Je haussai les épaules.
— Parce que ce n’est pas mon problème. Et je n’ai pas à juger. Ils sont deux adultes consentants. C’est déjà plus que pour beaucoup de couples. J’aimerais te dire qu’ils ont de l’ascendant sur l’autre, mais ça serait un mensonge. Il suffit de lever les yeux sur eux pour savoir qu’ils ne se voient pas comme des frères. Et je crois que ça n’a jamais été vraiment le cas. Du moins depuis que je les connais.
— Laisse Ely en dehors de ça, soupira Adès.
— Tu as raison… Toi, pourquoi tu ne l’as pas empêché ? gronda Persé vers sa sœur.
— Parce que tu crois qu’on n’a rien fait avec Paul ? Quand un jour Zéphyr nous a demandé de partir étudier loin de la maison complétement paniqué et honteux, tu crois qu’on a fait quoi ?
— De quoi ?
La grande brune se tourna vers Evack, troublée.
— Je perds le fils. Depuis quand vous vous fréquentez ?
La cruauté dans sa voix ne manqua pas de me refroidir, contrairement à Evack. Il fixait sa sœur droite dans les yeux, fier et enragé.
— Depuis le jour de mes vingts-et-un, deux ans après qu’il soit revenu en ville. Mais j’avoue l’avoir embrassé avant que les triplés ne décident de partir à la fac. Plusieurs fois. Pas seulement.
— Putain ! Tu avais à peine quinze ans !
— Et alors ? Ça aurait dû me poser un problème ? Moi aussi, j’ai cru aux hormones. J’ai cru que j’avais pété les plombs. Mais je n’ai jamais arrêté de penser à lui autrement que comme un garçon que j’aimais plus que le frère qu’il représentait. Jamais. J’aurais voulu être un autre, pour l’aimer autrement que derrière des portes fermées. Tu ne sais pas à quel point ça me fait souffrir qu’il me repousse quand il me pense trop près de lui, de le voir pleurer en se maudissant. Je me suis dégoûté pendant longtemps. Quand il est revenu de la fac, j’ai continué à l’éviter comme il semblait le vouloir. Puis un soir, je n’ai pas réussi à me retenir et lui non plus. On s’est embrassé. Et c’était merveilleux. Je me sentais bien. Contre lui, dans ses bras, respirant son odeur. Il m’a repoussé. Je l’ai laissé partir. Plusieurs fois à cette époque, tu m’as demandé pourquoi je me faisais du mal. C’est parce que je ne pouvais pas l’avoir lui. Parce que tout me l’interdisait. Parce qu’on ne pouvait pas aimer son frère. Ce n’était pas normal. Pas possible. C’était ignoble, sale… Mais je n’arrêtais pas de l’aimer.
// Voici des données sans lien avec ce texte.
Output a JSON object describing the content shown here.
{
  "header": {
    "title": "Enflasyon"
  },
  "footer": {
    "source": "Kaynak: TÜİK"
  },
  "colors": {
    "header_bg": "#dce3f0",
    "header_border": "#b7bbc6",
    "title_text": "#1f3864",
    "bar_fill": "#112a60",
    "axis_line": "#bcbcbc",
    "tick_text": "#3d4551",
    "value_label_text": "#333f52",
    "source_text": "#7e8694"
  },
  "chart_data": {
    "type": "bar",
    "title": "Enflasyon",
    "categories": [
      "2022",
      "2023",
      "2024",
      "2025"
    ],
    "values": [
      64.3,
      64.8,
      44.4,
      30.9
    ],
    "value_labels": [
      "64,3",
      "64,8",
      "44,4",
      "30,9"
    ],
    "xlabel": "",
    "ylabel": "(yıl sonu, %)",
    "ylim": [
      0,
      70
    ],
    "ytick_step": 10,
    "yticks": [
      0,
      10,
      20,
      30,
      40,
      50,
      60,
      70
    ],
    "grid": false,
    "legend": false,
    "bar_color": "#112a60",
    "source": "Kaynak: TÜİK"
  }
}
J’aurais pu en mourir s’il n’avait pas fini par me dire ressentir la même chose.
— Non… Non !
Perséphone se boucha les oreilles en secouant la tête.
— Si, Persé. Si. On s’aime, gueula Evack. C’est une vérité très laide, mais c’est la seule qui existe entre nous. J’aime Zéphyr de toute mon âme. Pas comme un frère, mais comme l’unique amour de ma vie. Personne n’a su le remplacer. Et tu sais que j’en ai fait défiler du monde. Après mes quinze ans et jusqu’à mes vingt-et-un ans.
Perséphone s’écroula au sol, les mains sur le visage. Personne ne la retint. Elle pleura. Dans son monde superficiel et à cheval sur les principes, les gens comme Evack étaient considérés comme des dégénérés. Pourtant, tout le monde savait dans cette pièce qu’il en était loin.
Adès se massa les épaules, la tête levée au plafond.
Evack regardait un point invisible devant lui.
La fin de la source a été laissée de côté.